' ' Cinema Romantico: Friday's Old Fashioned: Ride the High Country (1962)

Friday, July 12, 2019

Friday's Old Fashioned: Ride the High Country (1962)

Sam Peckinpah’s “Ride the High Country” (1962) opens with the camera looking down on a street in Hornitos, California through which Steve Judd (Joel McCrea) rides his horse. McCrea was a Western staple, of course, and each of those roles feeds directly into the character of Steve, his bolo tie giving him a stately presentation while the conspicuous grey hair on his temples evokes the time it takes to earn that stature. It’s easy to assume, for us and for him, an ex-lawman known for cleaning up tough towns, the cheering throng lining this street are there for him. That’s why Steve waves at them, almost despite himself, only to then be nearly run off the road as a race between horses and a camel barrel in behind and then past him like he’s not even there. It’s a bizarre, comical image, one implicitly suggesting the world passing him by. It is, after all, the early days of the 20th and any motion of the noble cowboy has melted along with California’s milk and honey.

Steve has shown up for a job guarding a shipment of gold High Sierra mining camp back down to Hornitos, one, alas, he cannot do on his own, causing him to enlist an old colleague, Gil Westrum (Randolph Scott), reduced to a huckster running a rigged pistol shooting game, suggesting the grizzled Impresario of “The Ballad of Buster Scruggs” if he’d been Wyatt Earp in a previous life. Gil signs up and brings along a young buck named Heck (Ron Starr) who demonstrates his worth in a bar fight, a playful scene belying Peckinpah’s patented and emergent no holds barred nastiness. Indeed, though the scenery is spectacular and frequently feels untouched there is a moral rot to the land, one that a certain kind of western would have blithely disregarded, which makes it all the more profound that characters played by these two stalwarts of the genre are forced to confront it, as if McCrea and Scott are answering for the mythos they helped sculpt.

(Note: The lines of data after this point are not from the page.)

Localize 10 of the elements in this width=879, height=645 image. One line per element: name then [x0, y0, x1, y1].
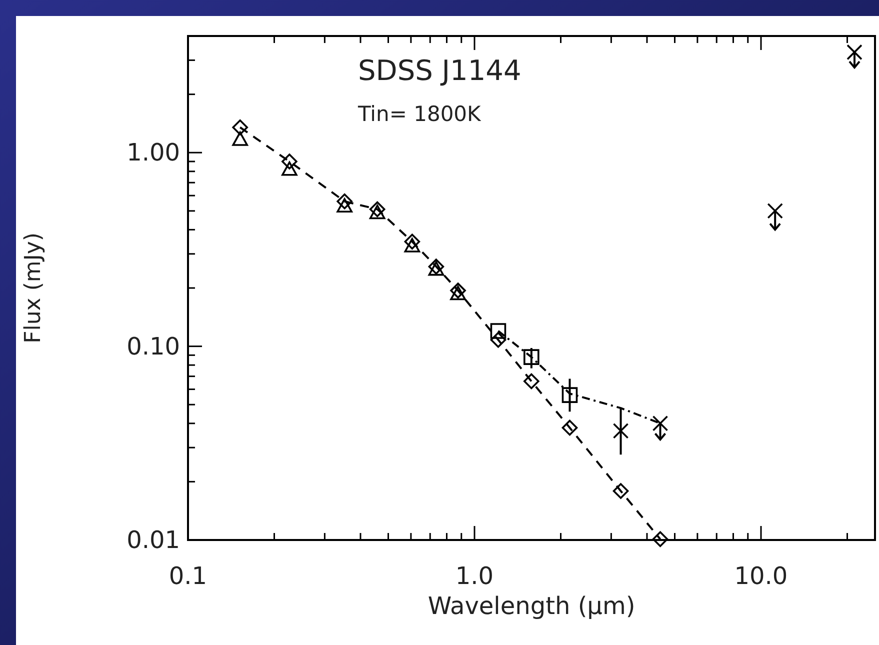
x-tick-label: 1.0: [455, 562, 494, 590]
y-tick-label: 0.10: [126, 332, 180, 360]
y-axis-title: Flux (mJy): [21, 232, 46, 344]
annotation: Tin= 1800K: [357, 102, 482, 126]
y-tick-label: 0.01: [126, 526, 180, 554]
text: SDSS J1144: [358, 54, 522, 87]
y-tick-label: 1.00: [126, 138, 180, 167]
x-tick-label: 0.1: [168, 562, 208, 590]
x-axis-title: Wavelength (μm): [428, 592, 636, 620]
x-tick-label: 10.0: [734, 562, 788, 590]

That rot is evinced when they spend the night on the farm of Joshua Knudsen (R.G. Armstrong). He might tithe one egg to the men out of respect to the Lord, but he overcharges them for the rest, suggesting that Christian doctrine and business principles do not mix, and domineers his daughter Elsa (Mariette Hartley), essentially considering all men beneath her even if she’s engaged to a miner, Billy Hammond (James Drury), at the same camp where Steve and company are headed to pick up gold. The name Joshua evokes the movie’s Biblical bent, not just in he and Steve exchanging bullets by way of out-of-context Bible verses, as if prophesizing a modern-day phenomenon, but Steve later explaining his life’s mission is to enter “my house justified”, paraphrasing the Book of Luke and transforming Scripture a personal code. That’s why when later that night in the barn Heck kisses Elsa and then won’t stop kissing her even as she asks him to, Steve sets his wayward colleague straight.

Then again, this moment foreshadows Elsa’s forthcoming plight by summarizing a woman’s place in this man’s world, which is why she’s dressed like one when we first meet her, working on the farm, as if such manual labor might cause her ovaries to fall out. She is pointedly portrayed as having no agency, which becomes viciously clear when she flees from her father and catches up to Steve, Gil, and Heck, going along with them to Coarse Gold Mine Camp to wed Billy. The camp, however, lives out its name to a tee, populated not just by Billy but all his brothers, louts improbably evoking Pete Hogwallop and Delmar O’Donnell of “O Brother, Where Art Thou?” filtered through the brutal villains of Peckinpah’s own later film “Straw Dogs”, as if the greed of the gold rush has mutated these men into vulgar sadists. If Steve, Gil and Heck detect straight away the sort of scum they’re dealing with, the same can’t be said of Elsa (Mariette Hartley), who allows herself to be whisked back to Hornitas and married in a ceremony that quickly becomes clear is more about officially deeming her personal property of all The Hammond Brothers than Billy’s wife.

Her fate becomes intertwined with that of the gold, a shipment that Gil and Heck long to steal, a plot which Steve divines before it can play out. As a reprisal looms from the Brothers Hammond, however, for these do-gooders having absconded with Billy’s bride, Steve needs his old friend’s help, a back and forth that both is and isn’t as simple as right and wrong but much more murky, evoked in the black hat that Steve wears and the white one adorning Gil’s head. Indeed, the marriage might well be legal, and Steve might well be a man who bends toward the law, but he also knows right and wrong, an internal code that Steve verbalizes, yes, and that McCrea also just possesses in his dignified air. That the judge who married them is drunk suggests the view “Ride the High Country” takes toward the letter of the law, ruling in favor of the spirit of the law instead, an ethos evinced in the closing shot, a pan up to a mountain peak, the doorframe of the Lord’s house Steve is about to enter, content, at least, in his own heart.